Synthesis of 7b: NaHMDS (2 M, 0.68 mmol, 0.34 mL) in THF (2.14 mL) was cooled to -78 °C, then a solution of (R)-ethyl 3-[(4R,5R)-2,2-dimethyl-5-phenyl-1,3-dioxolan-4-yl]butanoate (4b, 0.68 mmol, 0.200 g) in anhyd THF (1.6 mL) was added over 15 min and the mixture was stirred at -78 °C over 75 min. Then, racemic 3-phenyl-2-(phenyl­-sulfonyl)-1,2-oxaziridine (0.95 mmol, 0.248 g,) in anhyd THF (1.6 mL) was added over 15 min and the mixture stirred at -78 °C until the reaction was complete (approx. 1 h). Then, sat. NH₄Cl solution (1.5 mL) was added over 15 min at -78 °C and the mixture allowed to reach r.t. Afterwards, Et₂O (50 mL) and H₂O (10 mL) were added, the layers separated and the aqueous layer extracted three times with Et₂O (50 mL). The combined organic layers were washed twice with H₂O (25 mL) and sat. NaCl solution (25 mL), dried over Na₂SO₄, and the solvent was evaporated under vacuum. The residue was purified twice by chromatography (silica gel 60, hexane-EtOAc, 4:1) to obtain reasonably pure (2R,3R)-ethyl 3-[(4R,5R)-2,2-dimethyl-5-phenyl-1,3-di-oxolan-4-yl]-2-hydroxybutanoate (7b, 0.56 mmol, 0.173 g, 82% yield, 77% de). Crystallisation from n-hexane gives a diastereomerically enriched material (0.104 g, 0.34 mmol, 50%, 88% de); [α]_D ²² -4.44 (c 1.1, MeOH). ¹H NMR (500 MHz, CDCl₃): δ = 7.25-7.45 (m, 5 H), 4.73 (d, J = 8.1 Hz, 1 H), 4.61 (dd, J = 5.0, 2.2 Hz, 1 H), 4.27 (m, 2 H), 4.02 (dd, J = 8.4, 8.4 Hz, 1 H), 2.94 (d, J = 5.0 Hz, 1 H), 2.24 (qdd, J = 8.7, 6.9, 1.9 Hz, 1 H), 1.56 (s, 3 H), 1.51 (s, 3 H), 1.31 (t, J = 7.1 Hz, 3 H), 0.59 (d, J = 7.1 Hz, 3 H). ¹³C NMR (126 MHz, CDCl₃): δ = 174,5, 138.3, 128.6, 128.5, 127.9, 109.0, 83.5, 83.2, 71.2, 61.7, 40.2, 27.4, 27.3, 14.3, 10.2. IR (neat): 3437, 3065, 3029, 2983, 2933, 2902, 1729, 1496, 1456, 1383, 1306, 1248, 1225, 1173, 1156, 1132, 1096, 1053, 1034, 924, 880, 814, 754, 697. ESI-MS: m/z calcd for C₁₇H₂₄O₅Na⁺: 331.15 [M + Na]⁺; found: 331.0; m/z calcd for C₃₄H₄₈O₁₀Na⁺ 639.31 [2 M + Na]⁺; found: 638.7.

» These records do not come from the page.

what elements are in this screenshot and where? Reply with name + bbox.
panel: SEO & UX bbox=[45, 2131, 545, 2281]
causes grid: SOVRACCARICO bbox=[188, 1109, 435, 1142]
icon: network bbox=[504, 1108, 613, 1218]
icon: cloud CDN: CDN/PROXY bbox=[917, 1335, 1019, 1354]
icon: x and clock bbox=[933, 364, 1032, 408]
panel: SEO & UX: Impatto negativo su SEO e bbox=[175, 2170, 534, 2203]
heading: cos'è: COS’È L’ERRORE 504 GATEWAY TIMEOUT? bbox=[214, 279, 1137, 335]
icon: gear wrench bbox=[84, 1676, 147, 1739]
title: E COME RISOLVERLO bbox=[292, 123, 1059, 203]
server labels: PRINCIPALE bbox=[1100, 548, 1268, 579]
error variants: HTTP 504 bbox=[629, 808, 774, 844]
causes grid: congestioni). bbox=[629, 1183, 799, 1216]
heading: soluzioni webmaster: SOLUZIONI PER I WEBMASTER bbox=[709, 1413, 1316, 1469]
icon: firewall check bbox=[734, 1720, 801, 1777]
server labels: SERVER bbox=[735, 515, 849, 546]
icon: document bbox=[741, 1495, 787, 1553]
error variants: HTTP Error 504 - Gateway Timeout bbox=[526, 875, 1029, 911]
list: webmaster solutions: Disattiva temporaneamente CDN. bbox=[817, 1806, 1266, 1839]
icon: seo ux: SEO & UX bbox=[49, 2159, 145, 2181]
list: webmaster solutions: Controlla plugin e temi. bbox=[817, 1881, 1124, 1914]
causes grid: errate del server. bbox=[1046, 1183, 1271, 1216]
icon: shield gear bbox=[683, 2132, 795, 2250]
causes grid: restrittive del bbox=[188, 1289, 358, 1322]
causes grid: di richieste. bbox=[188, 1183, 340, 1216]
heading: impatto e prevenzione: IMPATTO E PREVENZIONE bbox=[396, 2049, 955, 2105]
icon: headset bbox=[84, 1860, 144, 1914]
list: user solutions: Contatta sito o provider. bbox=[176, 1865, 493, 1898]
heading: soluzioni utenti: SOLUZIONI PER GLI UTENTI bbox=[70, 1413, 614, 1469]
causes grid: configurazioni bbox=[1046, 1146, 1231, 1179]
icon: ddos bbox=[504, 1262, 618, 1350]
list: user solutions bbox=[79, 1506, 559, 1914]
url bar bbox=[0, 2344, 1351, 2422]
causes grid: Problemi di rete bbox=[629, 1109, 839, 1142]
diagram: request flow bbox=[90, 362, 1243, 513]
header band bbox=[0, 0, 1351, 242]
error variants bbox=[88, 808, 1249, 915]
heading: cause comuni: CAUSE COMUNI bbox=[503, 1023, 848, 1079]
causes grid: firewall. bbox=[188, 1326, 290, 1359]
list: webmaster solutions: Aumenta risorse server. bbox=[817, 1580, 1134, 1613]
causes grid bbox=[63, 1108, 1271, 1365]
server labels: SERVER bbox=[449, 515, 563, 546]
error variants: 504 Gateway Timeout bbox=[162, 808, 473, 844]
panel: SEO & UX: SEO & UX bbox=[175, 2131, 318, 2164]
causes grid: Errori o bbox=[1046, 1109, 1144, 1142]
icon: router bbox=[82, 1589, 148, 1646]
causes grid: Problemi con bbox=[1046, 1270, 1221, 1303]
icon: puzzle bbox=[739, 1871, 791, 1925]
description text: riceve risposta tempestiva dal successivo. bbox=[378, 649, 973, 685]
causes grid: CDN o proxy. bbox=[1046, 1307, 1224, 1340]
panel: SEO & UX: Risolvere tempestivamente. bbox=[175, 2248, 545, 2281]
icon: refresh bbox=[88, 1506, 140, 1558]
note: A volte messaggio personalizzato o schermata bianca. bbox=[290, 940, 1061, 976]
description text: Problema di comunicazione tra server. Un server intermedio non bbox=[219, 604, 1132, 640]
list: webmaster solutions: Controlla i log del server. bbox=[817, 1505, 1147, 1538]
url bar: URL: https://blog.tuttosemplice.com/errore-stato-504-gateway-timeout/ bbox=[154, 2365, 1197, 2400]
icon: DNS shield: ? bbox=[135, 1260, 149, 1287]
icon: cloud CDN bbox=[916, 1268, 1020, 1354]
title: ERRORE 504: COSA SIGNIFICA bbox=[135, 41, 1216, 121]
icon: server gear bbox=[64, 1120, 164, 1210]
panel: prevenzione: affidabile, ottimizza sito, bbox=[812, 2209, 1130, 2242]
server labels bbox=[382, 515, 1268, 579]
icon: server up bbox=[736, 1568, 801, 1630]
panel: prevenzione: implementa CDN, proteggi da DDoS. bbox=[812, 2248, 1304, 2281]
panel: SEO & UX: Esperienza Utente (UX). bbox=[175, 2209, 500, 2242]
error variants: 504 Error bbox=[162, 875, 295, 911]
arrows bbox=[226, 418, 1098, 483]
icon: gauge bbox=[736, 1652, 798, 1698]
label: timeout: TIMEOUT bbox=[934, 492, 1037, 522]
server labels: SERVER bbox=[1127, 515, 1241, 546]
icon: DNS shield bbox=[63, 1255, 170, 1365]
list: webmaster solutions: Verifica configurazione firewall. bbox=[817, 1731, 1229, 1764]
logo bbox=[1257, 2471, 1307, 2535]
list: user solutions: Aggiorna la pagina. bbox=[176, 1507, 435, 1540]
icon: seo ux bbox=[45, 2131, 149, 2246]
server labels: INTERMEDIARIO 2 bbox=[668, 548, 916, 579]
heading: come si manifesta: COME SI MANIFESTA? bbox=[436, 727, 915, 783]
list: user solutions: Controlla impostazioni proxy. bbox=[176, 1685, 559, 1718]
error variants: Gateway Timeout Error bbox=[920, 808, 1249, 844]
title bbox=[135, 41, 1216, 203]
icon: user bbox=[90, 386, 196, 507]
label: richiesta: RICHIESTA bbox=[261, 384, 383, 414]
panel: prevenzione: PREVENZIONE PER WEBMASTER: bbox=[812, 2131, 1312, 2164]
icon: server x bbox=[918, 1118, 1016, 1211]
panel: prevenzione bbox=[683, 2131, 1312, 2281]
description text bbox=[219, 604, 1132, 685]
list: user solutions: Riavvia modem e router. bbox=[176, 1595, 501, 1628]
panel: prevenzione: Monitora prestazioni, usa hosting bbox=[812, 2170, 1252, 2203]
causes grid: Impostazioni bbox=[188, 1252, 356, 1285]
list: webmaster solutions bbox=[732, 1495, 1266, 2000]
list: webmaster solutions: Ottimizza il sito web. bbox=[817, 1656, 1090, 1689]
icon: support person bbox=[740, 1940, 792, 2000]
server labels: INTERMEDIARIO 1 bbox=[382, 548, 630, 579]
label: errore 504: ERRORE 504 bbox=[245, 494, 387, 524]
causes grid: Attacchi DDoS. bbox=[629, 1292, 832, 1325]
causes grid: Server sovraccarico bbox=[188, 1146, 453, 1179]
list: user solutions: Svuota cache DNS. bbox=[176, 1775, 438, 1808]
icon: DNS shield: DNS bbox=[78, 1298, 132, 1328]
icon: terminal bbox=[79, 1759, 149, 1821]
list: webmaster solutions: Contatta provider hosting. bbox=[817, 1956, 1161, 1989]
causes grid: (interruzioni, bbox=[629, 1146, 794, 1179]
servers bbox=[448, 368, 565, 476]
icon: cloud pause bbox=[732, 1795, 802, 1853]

CCDC 668175 (7b) and 668176 (9a) contain the supplementary crystallographic data for this paper. These data can be obtained free of charge from The Cambridge Crystallographic Data Centre via www.ccdc.cam.ac.uk/data_request/cif.